Hierarchical Prompting Taxonomy (HPT)

A Universal Evaluation Framework for Large Language Models Aligned with Human Cognitive Principles

Category: NLP, LLM Evaluation

Overview

HPT Main Image

Hierarchical Prompting Taxonomy (HPT) is a universal evaluation framework for large language models (LLMs), grounded in human cognitive principles. HPT introduces the Hierarchical Prompting Framework (HPF), which structures five unique prompting strategies in a hierarchy based on their cognitive demands. The framework also proposes the Hierarchical Prompting Index (HPI) to quantify the complexity of tasks and the cognitive competencies of LLMs across diverse datasets.

HPT enables comprehensive evaluation of LLMs' problem-solving abilities and dataset intricacy, providing a standardized metric for task complexity.

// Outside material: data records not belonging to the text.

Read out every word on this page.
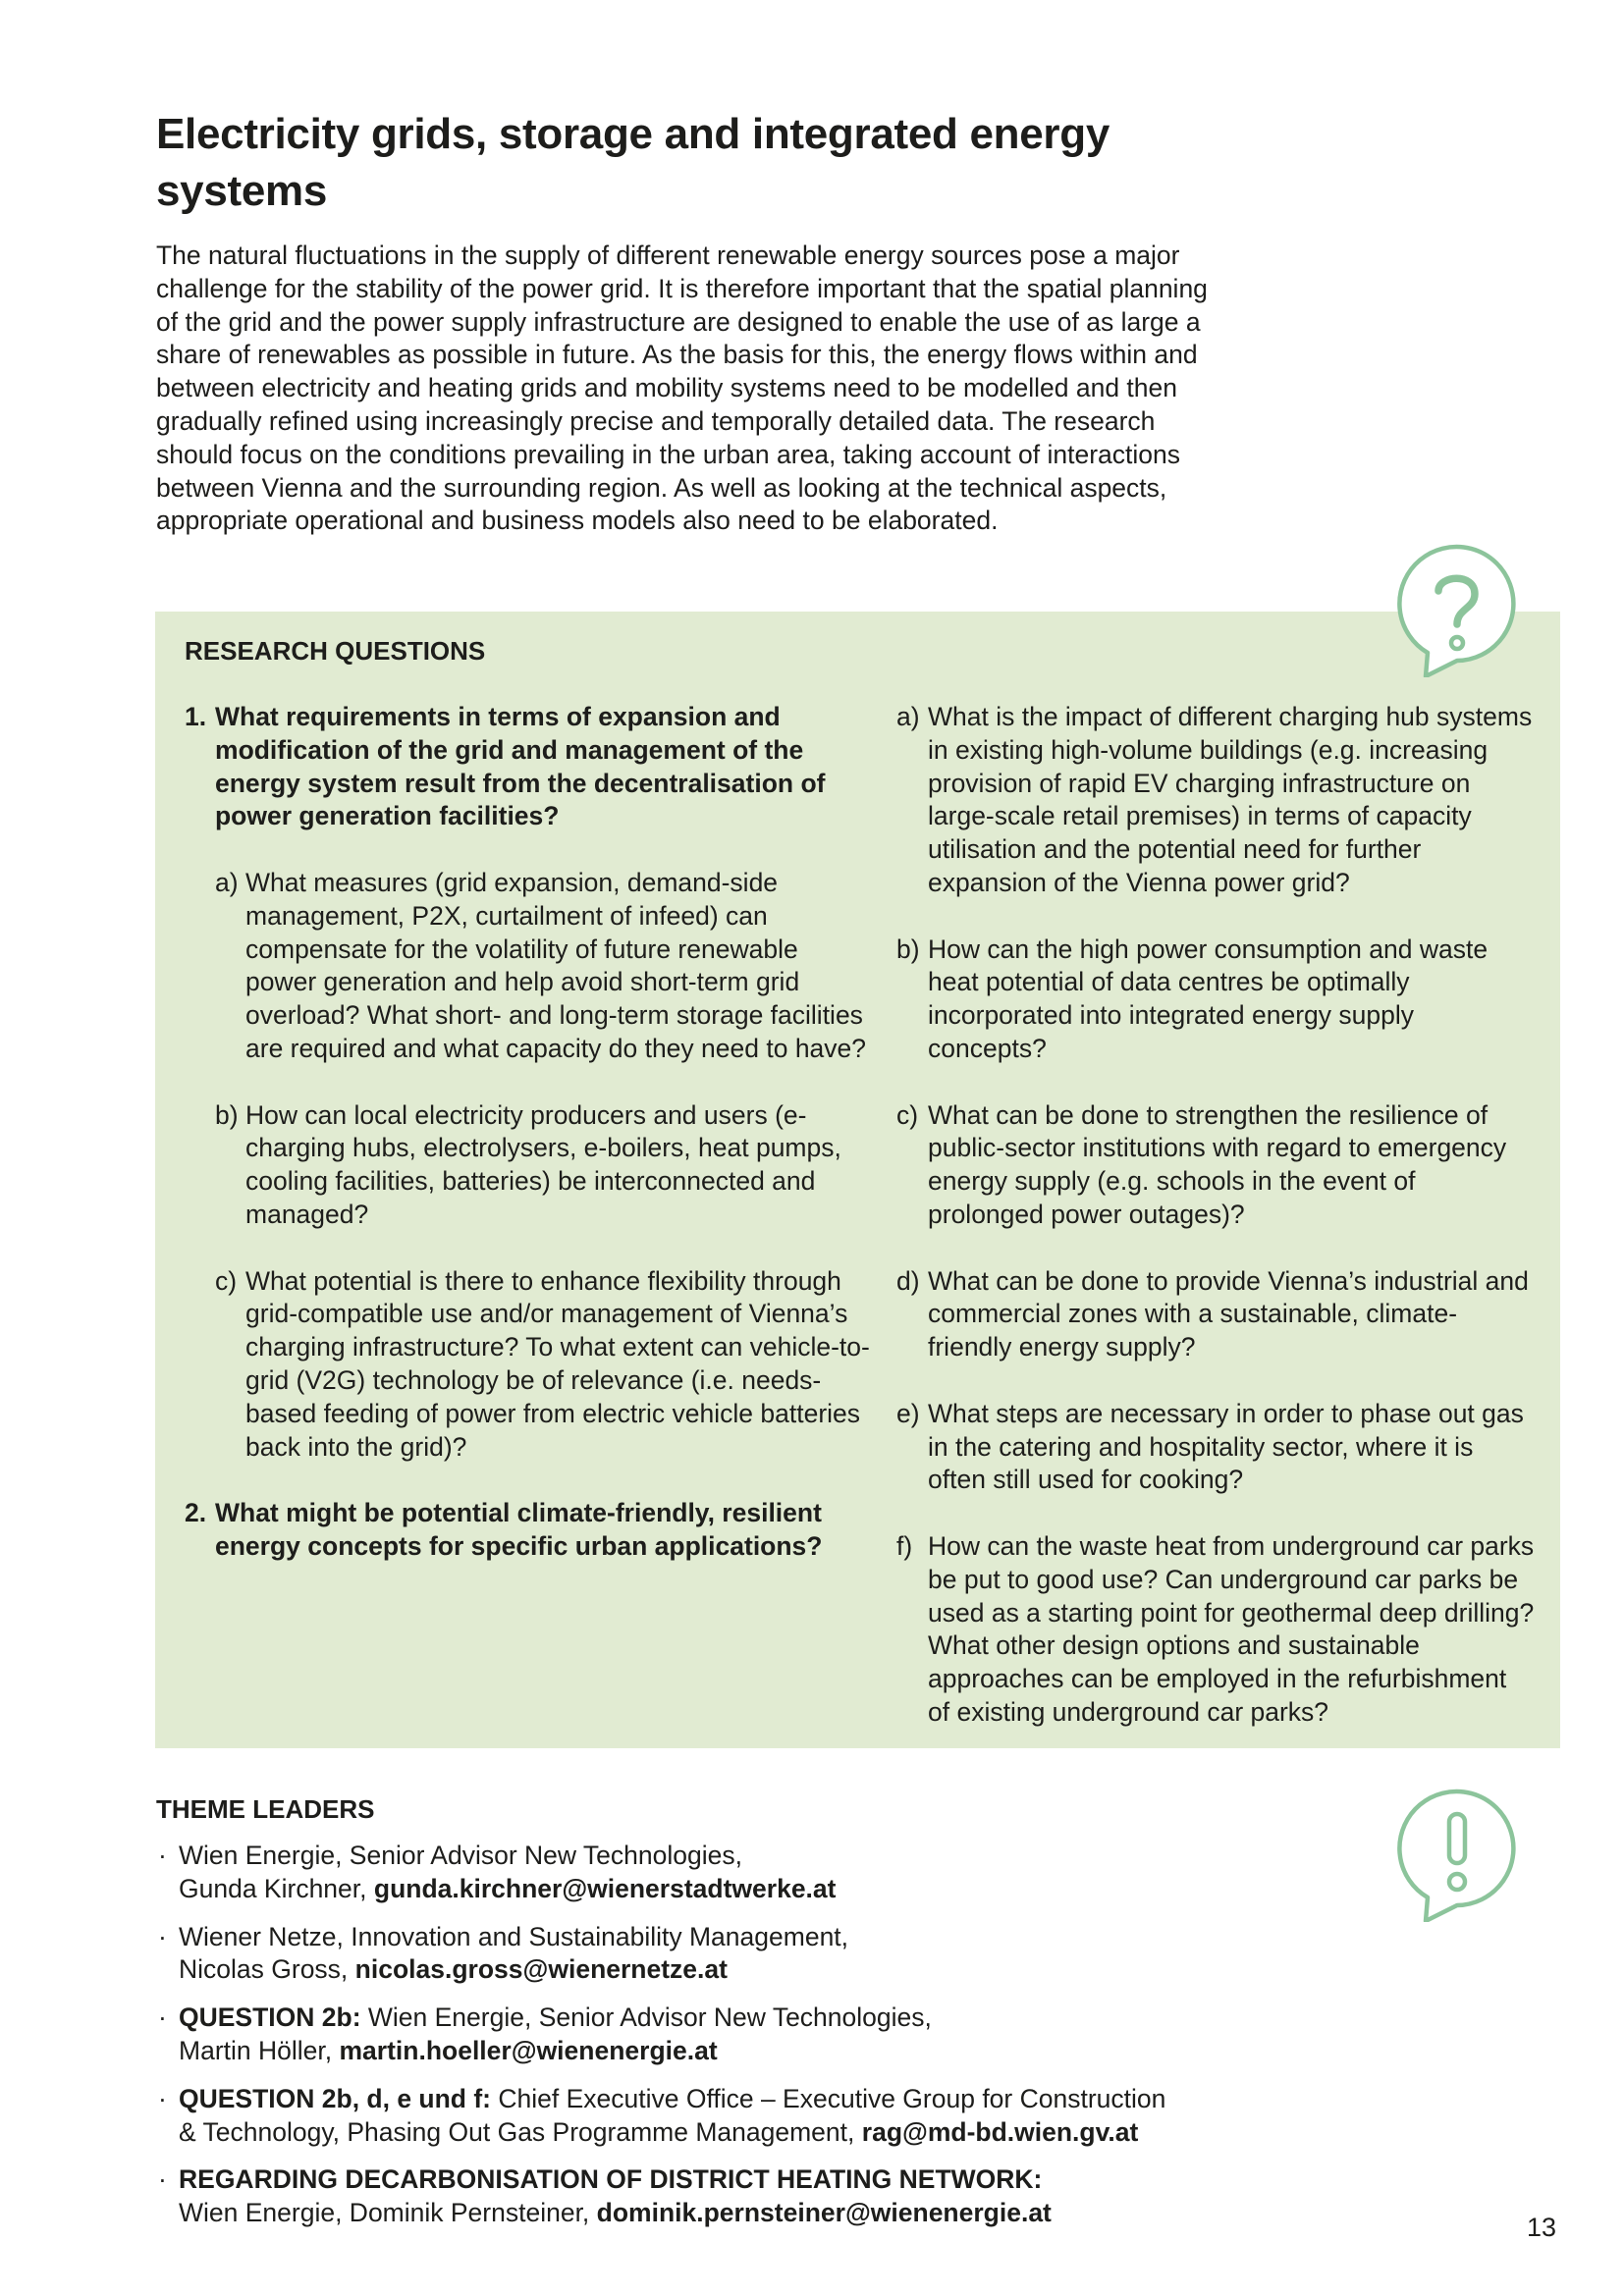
Electricity grids, storage and integrated energy systems

The natural fluctuations in the supply of different renewable energy sources pose a major challenge for the stability of the power grid. It is therefore important that the spatial planning of the grid and the power supply infrastructure are designed to enable the use of as large a share of renewables as possible in future. As the basis for this, the energy flows within and between electricity and heating grids and mobility systems need to be modelled and then gradually refined using increasingly precise and temporally detailed data. The research should focus on the conditions prevailing in the urban area, taking account of interactions between Vienna and the surrounding region. As well as looking at the technical aspects, appropriate operational and business models also need to be elaborated.

RESEARCH QUESTIONS
1. What requirements in terms of expansion and modification of the grid and management of the energy system result from the decentralisation of power generation facilities?
a) What measures (grid expansion, demand-side management, P2X, curtailment of infeed) can compensate for the volatility of future renewable power generation and help avoid short-term grid overload? What short- and long-term storage facilities are required and what capacity do they need to have?
b) How can local electricity producers and users (e-charging hubs, electrolysers, e-boilers, heat pumps, cooling facilities, batteries) be interconnected and managed?
c) What potential is there to enhance flexibility through grid-compatible use and/or management of Vienna’s charging infrastructure? To what extent can vehicle-to-grid (V2G) technology be of relevance (i.e. needs-based feeding of power from electric vehicle batteries back into the grid)?
2. What might be potential climate-friendly, resilient energy concepts for specific urban applications?
a) What is the impact of different charging hub systems in existing high-volume buildings (e.g. increasing provision of rapid EV charging infrastructure on large-scale retail premises) in terms of capacity utilisation and the potential need for further expansion of the Vienna power grid?
b) How can the high power consumption and waste heat potential of data centres be optimally incorporated into integrated energy supply concepts?
c) What can be done to strengthen the resilience of public-sector institutions with regard to emergency energy supply (e.g. schools in the event of prolonged power outages)?
d) What can be done to provide Vienna’s industrial and commercial zones with a sustainable, climate-friendly energy supply?
e) What steps are necessary in order to phase out gas in the catering and hospitality sector, where it is often still used for cooking?
f) How can the waste heat from underground car parks be put to good use? Can underground car parks be used as a starting point for geothermal deep drilling? What other design options and sustainable approaches can be employed in the refurbishment of existing underground car parks?
THEME LEADERS
· Wien Energie, Senior Advisor New Technologies,
Gunda Kirchner, gunda.kirchner@wienerstadtwerke.at
· Wiener Netze, Innovation and Sustainability Management,
Nicolas Gross, nicolas.gross@wienernetze.at
· QUESTION 2b: Wien Energie, Senior Advisor New Technologies,
Martin Höller, martin.hoeller@wienenergie.at
· QUESTION 2b, d, e und f: Chief Executive Office – Executive Group for Construction
& Technology, Phasing Out Gas Programme Management, rag@md-bd.wien.gv.at
· REGARDING DECARBONISATION OF DISTRICT HEATING NETWORK:
Wien Energie, Dominik Pernsteiner, dominik.pernsteiner@wienenergie.at	13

Experiments show HPF can enhance LLM performance by 2% to 63% compared to baselines, with GSM8k identified as the most cognitively complex task among those tested.

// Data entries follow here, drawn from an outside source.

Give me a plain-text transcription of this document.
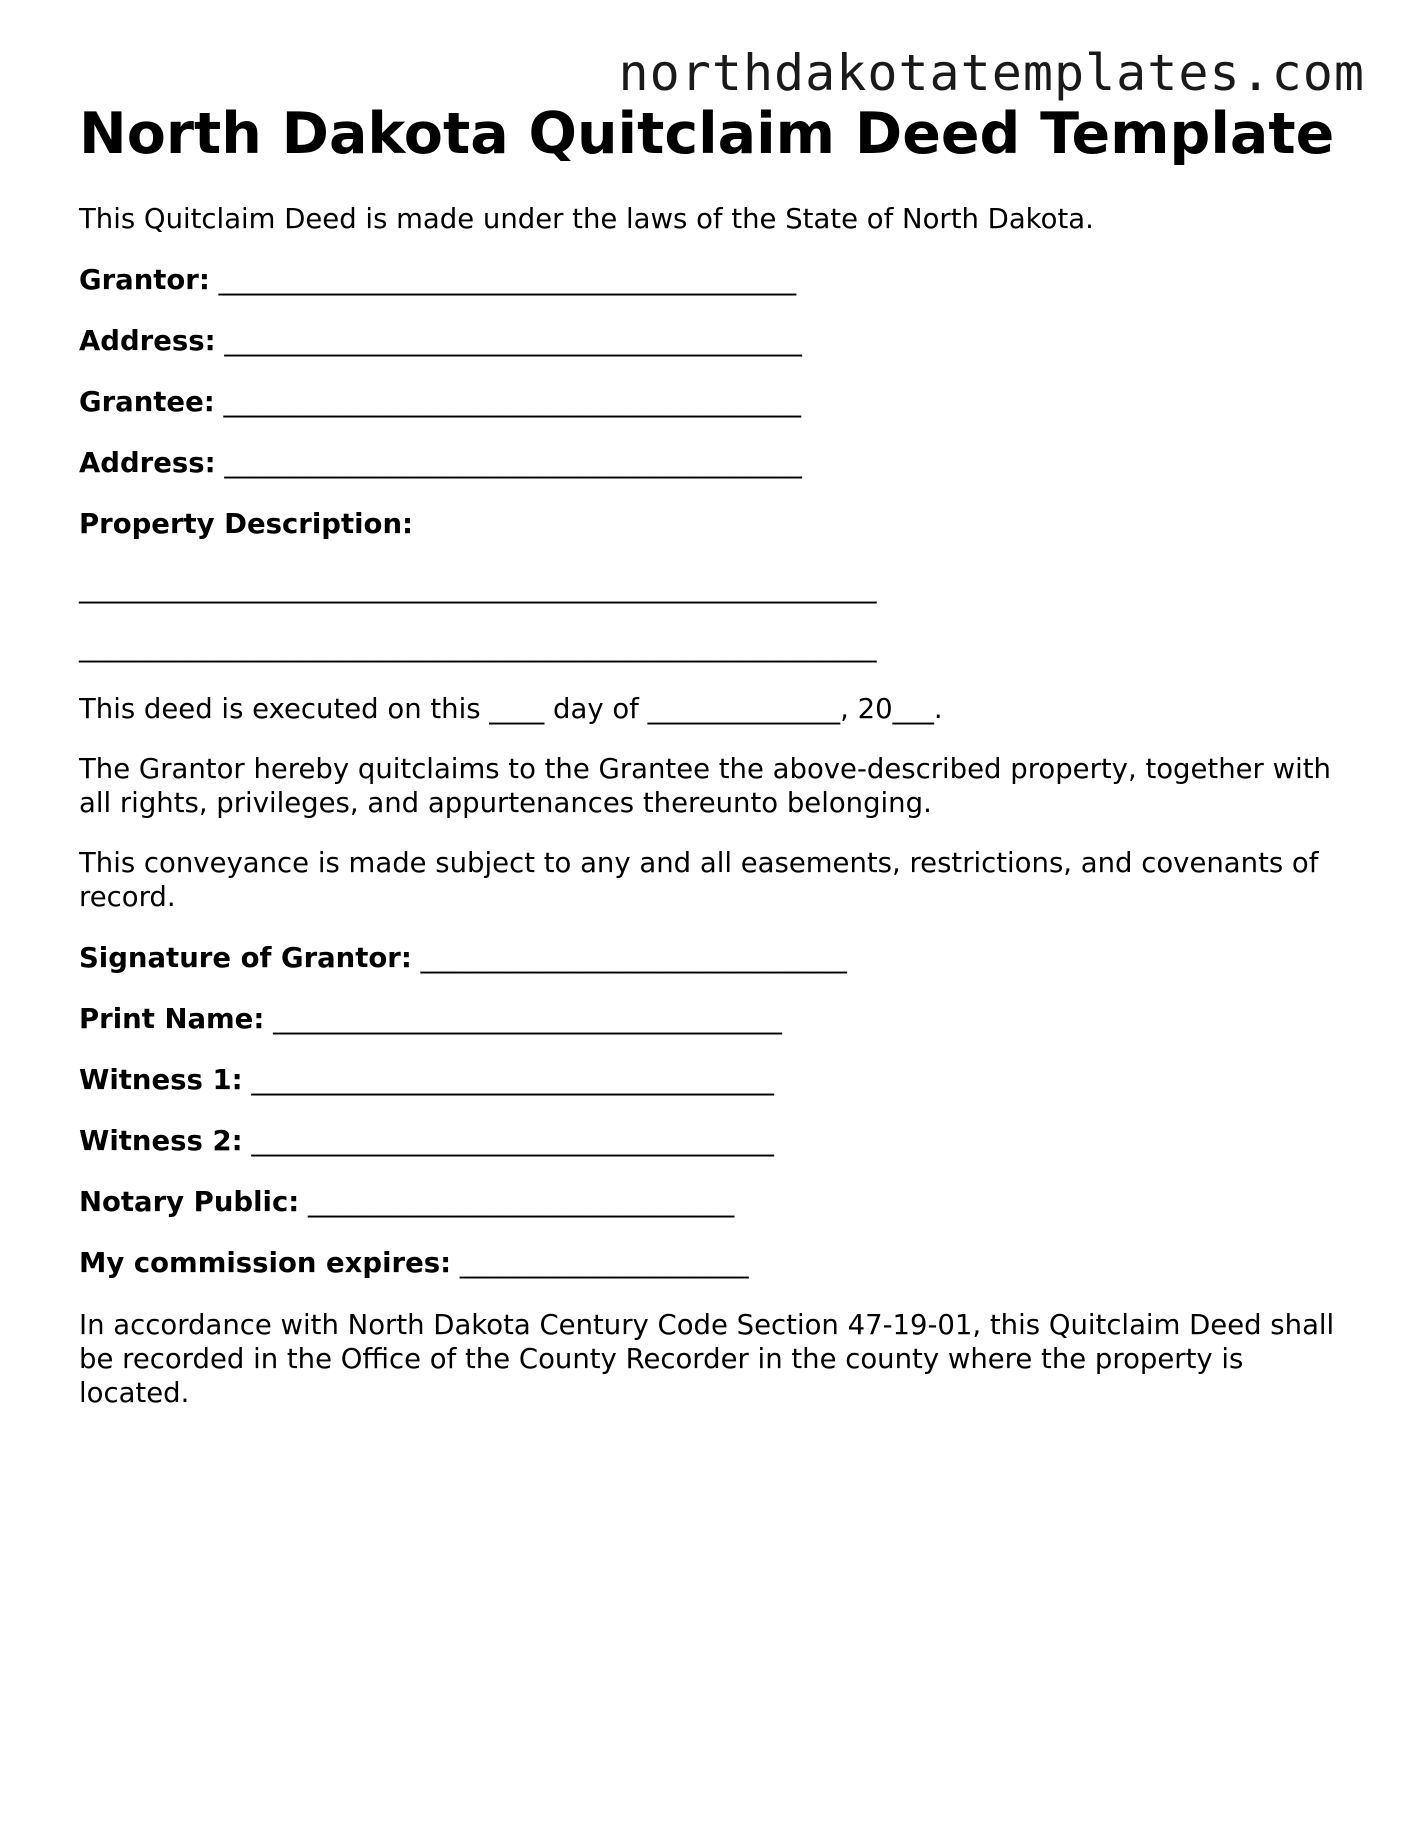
northdakotatemplates.com
North Dakota Quitclaim Deed Template

This Quitclaim Deed is made under the laws of the State of North Dakota.

Grantor: __________________________________________

Address: __________________________________________

Grantee: __________________________________________

Address: __________________________________________

Property Description:

__________________________________________________________

__________________________________________________________

This deed is executed on this ____ day of ______________, 20___.

The Grantor hereby quitclaims to the Grantee the above-described property, together with all rights, privileges, and appurtenances thereunto belonging.

This conveyance is made subject to any and all easements, restrictions, and covenants of record.

Signature of Grantor: _______________________________

Print Name: _____________________________________

Witness 1: ______________________________________

Witness 2: ______________________________________

Notary Public: _______________________________

My commission expires: _____________________

In accordance with North Dakota Century Code Section 47-19-01, this Quitclaim Deed shall be recorded in the Office of the County Recorder in the county where the property is located.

Authors: Devichand Budagam, Ashutosh Kumar, Mahsa Khoshnoodi, Sankalp KJ, Vinija Jain, Aman Chadha

Technologies Used

Python PyTorch Transformers HuggingFace

Features & Functionality

  • Hierarchical Prompting Framework (HPF) with five unique prompting strategies
  • Hierarchical Prompting Index (HPI) for quantifying task complexity
  • Evaluation of LLMs' cognitive competencies across diverse datasets
  • Standardized metric for dataset and task complexity
  • Open-source implementation for reproducibility
HPT Framework Analogy

Challenges & Learnings

The main challenge was designing a framework that meaningfully aligns LLM evaluation with human cognitive principles, and developing metrics that are both interpretable and robust across tasks and models.

This project deepened my understanding of prompt engineering, cognitive science, and the evaluation of large language models in NLP.